Bei der Berechnung der fiktiven Reisekosten des Hauptbevollmächtigten berücksichtigt das Amtsgericht die Anreise zu drei Terminen nur insoweit, als sie bei einer Anreise aus Heidelberg, dem Wohnort der Klägerin, entstanden wären. Im vorliegenden Fall liegen jedoch besondere Gründe vor, die die Beauftragung des in Würzburg residierenden Hauptbevollmächtigten erforderlich machten.

Die unterlegene Partei hat die dem Gegner erwachsenen Kosten zu erstatten, soweit diese zur zweckentsprechenden Rechtsverfolgung oder Rechtsverteidigung notwendig waren (§ 91 I 1 ZPO). Dementsprechend sind Reisekosten zur Terminswahrnehmung eines Prozessbevollmächtigten, der weder bei dem Prozessgericht zugelassen noch am Gerichtsort ansässig ist, insoweit zu erstatten, als dessen Zuziehung zur zweckentsprechenden Rechtsverfolgung oder Rechtsverteidigung notwendig war (§ 91 II 1 Halbs. 2 ZPO). Ob diese Notwendigkeit gegeben war, bemisst sich danach, was eine vernünftige und kostenorientierte Partei als sachdienlich ansehen durfte (BGH NJW-RR 2004, 858f). Der Bundesgerichtshof hat mehrfach entschieden, dass eine Partei grundsätzlich einen Rechtsanwalt beauftragen darf, der an ihrem Wohnort oder Geschäftssitz residiert, und nicht verpflichtet ist, einen Rechtsanwalt am Sitz des Gerichts zu beauftragen. Beauftragt sie einen an einem dritten Ort tätigen Anwalt ihres Vertrauens, so sind dessen Reisekosten jedenfalls dann notwendig, wenn sie geringer sind als diejenigen, die bei einem am Wohnort oder Geschäftssitz der Partei wirkenden wären (BGH a.a.O; NJW-RR 2005, 707, 708).

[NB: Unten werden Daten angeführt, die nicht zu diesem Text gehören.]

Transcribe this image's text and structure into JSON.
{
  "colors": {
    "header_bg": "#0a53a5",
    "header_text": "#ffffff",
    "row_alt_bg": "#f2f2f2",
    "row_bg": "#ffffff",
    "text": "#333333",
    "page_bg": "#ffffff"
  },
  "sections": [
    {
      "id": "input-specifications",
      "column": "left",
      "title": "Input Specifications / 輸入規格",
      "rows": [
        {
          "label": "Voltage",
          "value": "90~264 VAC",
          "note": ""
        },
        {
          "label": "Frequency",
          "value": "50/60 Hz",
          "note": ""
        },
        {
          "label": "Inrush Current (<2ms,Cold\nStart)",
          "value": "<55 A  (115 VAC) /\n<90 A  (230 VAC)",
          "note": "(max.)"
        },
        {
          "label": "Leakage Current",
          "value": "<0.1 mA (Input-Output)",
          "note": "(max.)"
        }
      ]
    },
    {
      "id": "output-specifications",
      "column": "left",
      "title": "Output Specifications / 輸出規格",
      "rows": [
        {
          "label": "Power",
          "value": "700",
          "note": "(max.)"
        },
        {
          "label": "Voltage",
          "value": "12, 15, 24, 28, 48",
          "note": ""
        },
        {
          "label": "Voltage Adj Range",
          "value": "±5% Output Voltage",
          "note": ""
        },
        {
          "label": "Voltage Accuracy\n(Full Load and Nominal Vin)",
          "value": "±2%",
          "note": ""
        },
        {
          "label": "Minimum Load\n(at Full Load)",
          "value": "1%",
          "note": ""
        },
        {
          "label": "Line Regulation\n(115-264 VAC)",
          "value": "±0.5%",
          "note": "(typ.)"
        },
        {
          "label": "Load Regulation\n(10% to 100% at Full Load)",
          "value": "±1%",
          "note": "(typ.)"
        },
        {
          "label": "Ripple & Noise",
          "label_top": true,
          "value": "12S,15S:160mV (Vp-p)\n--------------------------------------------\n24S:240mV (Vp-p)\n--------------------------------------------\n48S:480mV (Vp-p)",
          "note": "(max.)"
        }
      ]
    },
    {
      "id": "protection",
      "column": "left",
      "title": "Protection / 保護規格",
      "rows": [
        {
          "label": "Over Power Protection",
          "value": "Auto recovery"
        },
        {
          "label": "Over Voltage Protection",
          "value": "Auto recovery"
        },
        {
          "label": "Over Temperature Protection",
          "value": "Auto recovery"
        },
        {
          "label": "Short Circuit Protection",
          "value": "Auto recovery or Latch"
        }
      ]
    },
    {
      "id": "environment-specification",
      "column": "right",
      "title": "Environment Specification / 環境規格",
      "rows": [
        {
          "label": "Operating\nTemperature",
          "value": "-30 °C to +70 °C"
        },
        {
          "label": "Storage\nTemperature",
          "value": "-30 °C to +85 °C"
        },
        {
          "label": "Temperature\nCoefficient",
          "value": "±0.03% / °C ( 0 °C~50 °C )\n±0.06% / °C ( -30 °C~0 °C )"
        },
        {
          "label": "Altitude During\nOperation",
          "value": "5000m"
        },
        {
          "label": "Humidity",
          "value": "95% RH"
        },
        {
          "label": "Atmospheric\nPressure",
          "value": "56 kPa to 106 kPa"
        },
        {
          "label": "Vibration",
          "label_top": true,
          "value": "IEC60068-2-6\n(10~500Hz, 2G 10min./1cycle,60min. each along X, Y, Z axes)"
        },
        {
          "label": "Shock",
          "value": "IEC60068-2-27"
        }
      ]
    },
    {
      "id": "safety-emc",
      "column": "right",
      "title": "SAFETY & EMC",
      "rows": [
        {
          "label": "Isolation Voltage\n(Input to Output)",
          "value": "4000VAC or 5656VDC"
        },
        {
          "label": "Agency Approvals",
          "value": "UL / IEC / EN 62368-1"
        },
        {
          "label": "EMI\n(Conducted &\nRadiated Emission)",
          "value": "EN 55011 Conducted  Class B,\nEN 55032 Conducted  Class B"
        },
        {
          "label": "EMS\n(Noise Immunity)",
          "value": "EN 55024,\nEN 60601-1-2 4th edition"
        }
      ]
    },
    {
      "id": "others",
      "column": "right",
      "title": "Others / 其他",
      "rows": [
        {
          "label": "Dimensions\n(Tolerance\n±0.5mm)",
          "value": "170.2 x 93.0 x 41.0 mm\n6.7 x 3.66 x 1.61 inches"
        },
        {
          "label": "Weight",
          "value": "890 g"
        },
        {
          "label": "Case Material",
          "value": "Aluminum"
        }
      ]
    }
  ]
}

Der I. Zivilsenat des BGH hat mit Beschluss vom 12. 12. 2002 (NJW 2003, 901) entschieden, dass die Beauftragung eines auswärtigen Rechtsanwalts, der zwar bei dem Prozessgericht auftreten kann, dort aber nicht zugelassen ist, grundsätzlich nicht als zur zweckentsprechenden Rechtsverfolgung notwendig angesehen werden kann, wenn die Partei in ihrem eigenen Gerichtsstand klagt oder verklagt wird. Dieser Rechtsprechung hat sich der VII. Zivilsenat (in NJW-RR 2007, 1071, 1072) angeschlossen. Eine vernünftige, kostenbewusste Partei, die Klage im eigenen Gerichtsstand erheben möchte, wird, wenn nicht besondere Umstände die Einschaltung eines auswärtigen Anwalts geboten erscheinen lassen, einen Rechtsanwalt beauftragen, der entweder seine Kanzlei in der Nähe ihres Wohn- oder Geschäftsorts oder am Gerichtsort selbst hat. Die Beauftragung eines solchen Rechtsanwalts empfiehlt sich in aller Regel nicht nur wegen der geringeren Kosten, sondern auch im Hinblick auf die erleichterte persönliche Unterrichtung und Beratung (a.a.O.). Diese Grundsätze sind auf den vorliegenden Fall übertragbar, bei dem die Klägerin zwar nicht an ihrem allgemeinen Gerichtsstand Klage erhoben hat, aber am 25 Kilometer entfernten benachbarten Amtsgericht.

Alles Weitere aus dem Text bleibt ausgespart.